On the morning of 5 June 2000 the applicants were told that proceedings would be instituted against them on charges of having caused a disturbance of the public order. The applicants were released on the same day.

On 11 June 2000 the applicants submitted a complaint to the Płock District Court about their detention, arguing that it had not been justified.

By a decision of 28 August 2000 the Płock District Court dismissed the applicants’ complaint. It held that their detention had been justified and lawful, and that it had been carried out in a manner provided for by the applicable laws.
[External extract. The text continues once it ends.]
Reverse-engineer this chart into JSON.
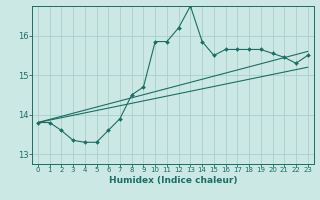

On 21 September 2000 the applicants complained to the police that they did not have access to the reports on their arrest and detention.

In a reply of 25 September 2000 the Plock City Police informed them that persons taken to a sobering-up centre did not have the status of a suspect or of an accused in criminal proceedings. Accordingly, the police were not under an obligation to grant them access to the case file.


The applicants complained that their arrest and subsequent detention in the Płock sobering-up centre and at the police station had been unlawful and arbitrary and had therefore amounted to a violation of Article 5 § 1 of the Convention.

They complained under Article 5 § 2 that their right to be informed promptly of the reasons of their arrest had been breached.

The applicants further complained that the proceedings in which they challenged the lawfulness of their detention had been unfair. In the proceedings in which the court had examined their appeal against the detention order they had not been granted access to the case-file.

Lastly, they complained under Article 13 that they had not had a right to challenge the lawfulness of their arrest and detention before a court.


The Court observes that by a letter of 1 August 2006 the applicants were invited to reply, by 12 September 2006, to the Government’s written observations on the admissibility and merits of the case. However, the Court’s letter to the applicants was returned. It transpired from a postal delivery report that the applicants had refused to accept it from the postman.

By further registered letters of 31 August 2006 and 7 September 2006 the applicants were requested to inform the Court whether they wished to pursue the case. Their attention was drawn to Article 37 § 1 (a) of the Convention which provides:

“The Court may at any stage of the proceedings decide to strike an application out of its list of cases where the circumstances lead to the conclusion that

(a) the applicant does not intend to pursue his application...

However, the Court shall continue the examination of the application if respect for human rights as defined in the Convention and the Protocols thereto so requires.”

On 25 September 2006 and 3 October 2006 postal delivery reports were received at the Court indicating that the applicants had not picked up the registered letters of 31 August 2006 and 7 September 2006 from the post office within the two-week time-limit provided for by law.

In the light of the above, the Court considers that the applicants do not intend to pursue their application. The Court also considers that respect for human rights as defined in the Convention and its Protocols does not require it to continue the examination of the case. The application should therefore be struck out of the list of cases in accordance with Article 37 § 1 (a) of the Convention.

For these reasons, the Court unanimously

Decides to discontinue the application of Article 29 § 3 of the Convention to the case;

Decides to strike the remainder of the application out of its list of cases.